Por el contrario, a medida que mis ojos se acostumbraban a la
noche, comprobé que el agua corría atestada de cosas, abarrotada de una serie de formas cuya fisonomía mi vista estaba a punto de descifrar. Cuando lo hizo, lo que reconocí me devolvió adentro de la casa, donde cerré con llave la puerta de atrás. Pasé el resto de la noche en la habitación de arriba, con la puerta también cerrada, la cama y el tocador apoyados contra ella. No dormí nada. A la mañana siguiente, cuando los ayudantes del sheriff se detuvieron en un bote para ofrecerme la oportunidad de ponerme a salvo, subí a bordo con lágrimas en los ojos, algo que quise atribuir a la edad. Lo que vi en el agua fue lo que me forzó a contar esta historia, a tener que vérmelas con su extraña y enredada peripecia. No sé muy bien qué más me queda por hacer con ella, salvo confesaros qué es lo que vi en el agua.
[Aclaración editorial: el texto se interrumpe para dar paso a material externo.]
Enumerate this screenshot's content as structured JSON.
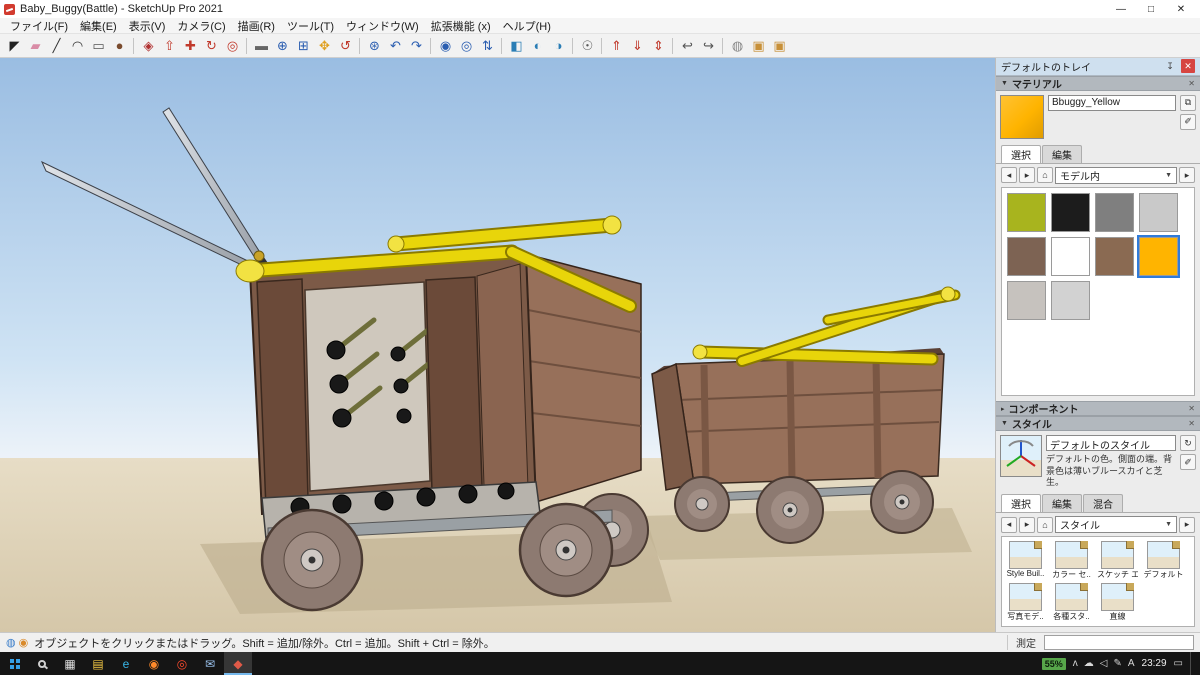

Gente: filas y filas de personas arrastradas por la corriente, la mayoría sumergidas hasta los hombros, algunas hasta la barbilla, unas pocas hasta los ojos. No pude adivinar cuántas eran, porque se extendían hasta la más honda oscuridad. Todos tenían la piel demacrada, el cabello lacio, los ojos relucientes de oro. No tardé mucho en distinguir a Marie entre la muchedumbre, más lejos de lo que habría supuesto. Su semblante era inexpresivo, como el de los niños que fluían a ambos lados de ella. Una muchacha y un muchacho, en esa etapa intermedia en que la infancia empieza a dar un paso a la adolescencia. Tenían las bocas abiertas y, en ellas, vislumbré unas hileras de dientes afilados. En sus ojos no asomaba la más mínima chispa de inteligencia. Tenían —me figuré— la nariz de mi madre.